4)コロナを境としてライフスタイルや価値観が変わった
 今、百貨店の店頭に並んでいる商品の大半は一年近く前に企画されたもので、当然ながらコロナなど片鱗も意識されていない。しかるに、顧客の側は緊急事態宣言下の籠城生活を経てライフスタイルも価値観も一変している。コロナ前(B.C)の浮ついた付加価値がたっぷり乗ったブランド商品のデザインや価格が、すっかりエシカルになったコロナ後(A.C)の消費者に受け入れられるとは到底思えない。ここは一旦、顧客とすれ違った在庫を叩き売って処分し、コロナ後のライフスタイルや価値観に寄り添う企画で出直すしか無いだろう。
 コロナ危機で百貨店ブランドの極端に長いリードタイムが露呈したが、ファストファッションでもロットが大きくリードタイムも長いH&Mがコロナ危機で過剰在庫を抱えたのに対し、ロットが小さく最短2週間で短サイクル生産するZARAは急ブレーキを効かせて前年同期より10%強、在庫を圧縮して危機を切り抜けている。
百貨店のバイヤーは数入れ発注するわけでも無いから、半年も前にバイヤー向けに展示会を開催するというスケジュールに意味はない。百貨店ブランドの限られたロットなら2〜8週間(素材開発からなら+2〜4週間)で生産できるから、もっと引きつけて社会状況やライフスタイルを反映した鮮度のある企画にするべきだろう。
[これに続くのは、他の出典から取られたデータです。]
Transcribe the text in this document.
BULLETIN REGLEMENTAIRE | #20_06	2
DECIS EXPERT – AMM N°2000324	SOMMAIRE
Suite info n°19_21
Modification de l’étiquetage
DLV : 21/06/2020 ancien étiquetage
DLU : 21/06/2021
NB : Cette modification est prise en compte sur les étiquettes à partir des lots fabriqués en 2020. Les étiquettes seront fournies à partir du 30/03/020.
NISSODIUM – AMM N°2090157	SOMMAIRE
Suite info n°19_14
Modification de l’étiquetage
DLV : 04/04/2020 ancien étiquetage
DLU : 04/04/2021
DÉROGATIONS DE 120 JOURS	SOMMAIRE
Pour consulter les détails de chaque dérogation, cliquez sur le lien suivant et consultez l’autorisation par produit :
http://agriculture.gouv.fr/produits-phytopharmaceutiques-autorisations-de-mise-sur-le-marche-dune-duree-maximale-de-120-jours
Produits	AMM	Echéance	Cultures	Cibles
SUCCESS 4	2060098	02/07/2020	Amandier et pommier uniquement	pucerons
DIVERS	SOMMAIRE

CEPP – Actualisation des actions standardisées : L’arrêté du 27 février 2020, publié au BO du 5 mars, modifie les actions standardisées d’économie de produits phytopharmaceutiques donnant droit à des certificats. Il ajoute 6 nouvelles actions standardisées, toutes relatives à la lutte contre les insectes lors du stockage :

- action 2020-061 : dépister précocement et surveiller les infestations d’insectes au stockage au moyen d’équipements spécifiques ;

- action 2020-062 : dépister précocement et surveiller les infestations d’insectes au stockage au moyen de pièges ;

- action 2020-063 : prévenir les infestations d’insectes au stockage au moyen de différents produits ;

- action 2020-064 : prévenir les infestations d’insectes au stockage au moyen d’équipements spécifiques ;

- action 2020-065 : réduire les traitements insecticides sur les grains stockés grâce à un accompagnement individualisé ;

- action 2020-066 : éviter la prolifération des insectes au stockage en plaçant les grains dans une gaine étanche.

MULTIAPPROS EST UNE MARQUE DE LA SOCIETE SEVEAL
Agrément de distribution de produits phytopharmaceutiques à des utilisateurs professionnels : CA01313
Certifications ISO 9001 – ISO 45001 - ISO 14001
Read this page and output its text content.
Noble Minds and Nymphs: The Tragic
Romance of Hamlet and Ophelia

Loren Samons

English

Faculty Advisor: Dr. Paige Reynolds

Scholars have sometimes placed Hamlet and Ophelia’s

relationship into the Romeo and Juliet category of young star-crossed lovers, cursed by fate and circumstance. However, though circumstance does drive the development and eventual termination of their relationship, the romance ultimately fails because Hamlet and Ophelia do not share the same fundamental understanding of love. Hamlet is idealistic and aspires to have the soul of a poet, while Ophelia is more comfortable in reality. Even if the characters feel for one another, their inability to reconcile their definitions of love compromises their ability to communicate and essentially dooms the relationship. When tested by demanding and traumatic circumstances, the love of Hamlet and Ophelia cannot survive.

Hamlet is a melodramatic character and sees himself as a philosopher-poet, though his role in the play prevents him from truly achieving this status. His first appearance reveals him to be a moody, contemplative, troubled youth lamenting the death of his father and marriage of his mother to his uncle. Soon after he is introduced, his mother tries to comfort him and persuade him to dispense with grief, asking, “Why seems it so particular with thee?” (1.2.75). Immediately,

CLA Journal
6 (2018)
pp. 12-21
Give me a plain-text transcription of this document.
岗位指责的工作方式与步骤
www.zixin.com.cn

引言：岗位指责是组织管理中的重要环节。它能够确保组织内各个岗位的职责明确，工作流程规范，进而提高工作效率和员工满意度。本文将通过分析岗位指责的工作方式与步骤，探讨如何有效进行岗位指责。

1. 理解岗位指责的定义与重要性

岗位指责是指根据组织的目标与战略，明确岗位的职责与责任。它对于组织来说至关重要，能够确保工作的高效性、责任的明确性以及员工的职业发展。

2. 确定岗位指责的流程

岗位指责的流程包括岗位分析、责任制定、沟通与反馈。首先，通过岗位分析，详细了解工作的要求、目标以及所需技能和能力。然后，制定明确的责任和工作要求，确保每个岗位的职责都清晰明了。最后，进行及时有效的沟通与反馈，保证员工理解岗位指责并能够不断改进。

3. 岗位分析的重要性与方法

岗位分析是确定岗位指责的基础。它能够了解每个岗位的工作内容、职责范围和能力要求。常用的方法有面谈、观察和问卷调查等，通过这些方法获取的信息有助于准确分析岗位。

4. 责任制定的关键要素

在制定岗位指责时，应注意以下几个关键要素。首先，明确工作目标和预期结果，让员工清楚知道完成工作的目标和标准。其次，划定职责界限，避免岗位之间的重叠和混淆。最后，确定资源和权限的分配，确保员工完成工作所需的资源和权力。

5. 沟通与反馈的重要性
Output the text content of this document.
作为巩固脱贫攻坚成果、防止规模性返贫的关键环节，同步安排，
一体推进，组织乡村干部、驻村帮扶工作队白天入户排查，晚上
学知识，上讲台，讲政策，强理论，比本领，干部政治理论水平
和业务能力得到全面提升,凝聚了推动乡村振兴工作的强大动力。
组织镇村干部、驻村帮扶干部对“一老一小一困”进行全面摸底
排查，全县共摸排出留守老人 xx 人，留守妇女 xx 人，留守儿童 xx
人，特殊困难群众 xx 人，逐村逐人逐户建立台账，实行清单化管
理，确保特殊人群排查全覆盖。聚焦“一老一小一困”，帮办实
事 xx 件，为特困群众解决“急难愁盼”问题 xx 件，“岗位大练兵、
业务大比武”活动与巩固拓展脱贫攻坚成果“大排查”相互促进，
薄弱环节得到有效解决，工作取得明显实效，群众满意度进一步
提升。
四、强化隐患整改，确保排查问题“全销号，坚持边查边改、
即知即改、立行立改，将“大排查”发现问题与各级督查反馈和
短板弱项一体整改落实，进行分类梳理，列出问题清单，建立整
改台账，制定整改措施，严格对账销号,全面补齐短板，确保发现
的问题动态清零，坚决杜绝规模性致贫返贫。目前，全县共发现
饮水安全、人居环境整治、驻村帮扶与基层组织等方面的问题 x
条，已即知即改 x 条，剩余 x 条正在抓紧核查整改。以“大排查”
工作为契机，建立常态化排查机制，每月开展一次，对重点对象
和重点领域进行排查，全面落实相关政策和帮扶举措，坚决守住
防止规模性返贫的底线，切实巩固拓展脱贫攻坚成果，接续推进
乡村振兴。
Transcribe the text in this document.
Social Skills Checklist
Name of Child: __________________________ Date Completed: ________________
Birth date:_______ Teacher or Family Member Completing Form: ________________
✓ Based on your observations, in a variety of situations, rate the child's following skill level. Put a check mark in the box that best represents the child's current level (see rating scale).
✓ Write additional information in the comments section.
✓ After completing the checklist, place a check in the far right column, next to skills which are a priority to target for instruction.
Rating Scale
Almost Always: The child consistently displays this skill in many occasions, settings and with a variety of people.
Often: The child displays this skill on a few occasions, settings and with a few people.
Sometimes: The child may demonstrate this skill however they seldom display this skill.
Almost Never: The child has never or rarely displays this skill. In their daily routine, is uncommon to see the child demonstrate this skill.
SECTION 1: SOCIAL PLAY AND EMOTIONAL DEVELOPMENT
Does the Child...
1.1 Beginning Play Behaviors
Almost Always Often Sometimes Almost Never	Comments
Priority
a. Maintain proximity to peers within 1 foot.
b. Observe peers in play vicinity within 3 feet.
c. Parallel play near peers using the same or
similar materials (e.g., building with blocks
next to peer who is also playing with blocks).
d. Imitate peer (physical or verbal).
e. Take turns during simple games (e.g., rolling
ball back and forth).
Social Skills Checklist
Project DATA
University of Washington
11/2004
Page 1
百貨店と百貨店アパレルは業界論理でコストとロスを上乗せ続け、業界論理で顧客と擦れ違った商品を法外価格で押し付けてきたのだから、コロナ危機がなくても既にゾンビ化していた。いまさら死んだ子の歳を数えるような改善策を提しても意味はないだろうが、少なからぬ顧客が付いているのだから、少しでも延命できるよう真摯に努力して欲しい。